3.07.2008

Blogging in lieu of fieldnotes?

I realized recently that I was writing to one friend a bit compulsively. In some ways, it was nice to get back in touch, and to have him to stay in contact with, but also, I realized, he was filling a void. I haven't been sending fieldwork updates to my friends, the way I did when I was in N. Africa for 2 months one summer. Partly because fieldwork is now in the States, and it's easy to have a phone call or feel no real break from life before and after. But it also means that I won't have a written (casual) record of time here. In Morocco, I was also writing to my boyfriend at least once a day if not more often, making my life as humorous as possible, crafting the story a little bit. It's a great record to look back on every now and then. So, I decided it was time to re-visit the blogging experience. The last time I kept a blog was in college -- and I kind of cringe at the thought of it. It was in the early days of webpaging, and it was awfully confessional. I finally got my college to remove it a year or two ago, much to my relief.

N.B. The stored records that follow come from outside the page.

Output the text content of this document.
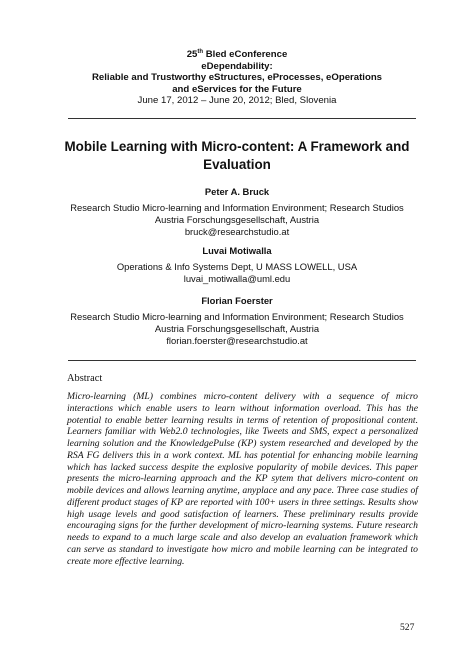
25th Bled eConference
eDependability:
Reliable and Trustworthy eStructures, eProcesses, eOperations
and eServices for the Future
June 17, 2012 – June 20, 2012; Bled, Slovenia
Mobile Learning with Micro-content: A Framework and
Evaluation
Peter A. Bruck
Research Studio Micro-learning and Information Environment; Research Studios
Austria Forschungsgesellschaft, Austria
bruck@researchstudio.at
Luvai Motiwalla
Operations & Info Systems Dept, U MASS LOWELL, USA
luvai_motiwalla@uml.edu
Florian Foerster
Research Studio Micro-learning and Information Environment; Research Studios
Austria Forschungsgesellschaft, Austria
florian.foerster@researchstudio.at
Abstract
Micro-learning (ML) combines micro-content delivery with a sequence of micro interactions which enable users to learn without information overload. This has the potential to enable better learning results in terms of retention of propositional content. Learners familiar with Web2.0 technologies, like Tweets and SMS, expect a personalized learning solution and the KnowledgePulse (KP) system researched and developed by the RSA FG delivers this in a work context. ML has potential for enhancing mobile learning which has lacked success despite the explosive popularity of mobile devices. This paper presents the micro-learning approach and the KP sytem that delivers micro-content on mobile devices and allows learning anytime, anyplace and any pace. Three case studies of different product stages of KP are reported with 100+ users in three settings. Results show high usage levels and good satisfaction of learners. These preliminary results provide encouraging signs for the further development of micro-learning systems. Future research needs to expand to a much large scale and also develop an evaluation framework which can serve as standard to investigate how micro and mobile learning can be integrated to create more effective learning.
527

Fieldwork at home is weird. I'm not sure where it begins or ends, and while some might say fieldwork rarely has convenient packaging like that, there is something particular about working in your own country. Being able to fly home for holidays or drive north to visit friends in San Francisco. At the same time, I love this about my chosen career. I like that things are rarely seamed, that I can return easily, should I wish, to do more work. Of course, the downside is that much like being a student (where there is rarely a moment that work isn't somewhere rattling around as a possibility), it's hard to not feel hyper-vigilant all the time. I can't read the NY Times online without one part of my brain scanning for research tidbits. U.S. goings-on tend to relate back to my research somehow. This is true for anyone who does research, I know this, but somehow it feels all-pervasive, with no discrete fieldsite.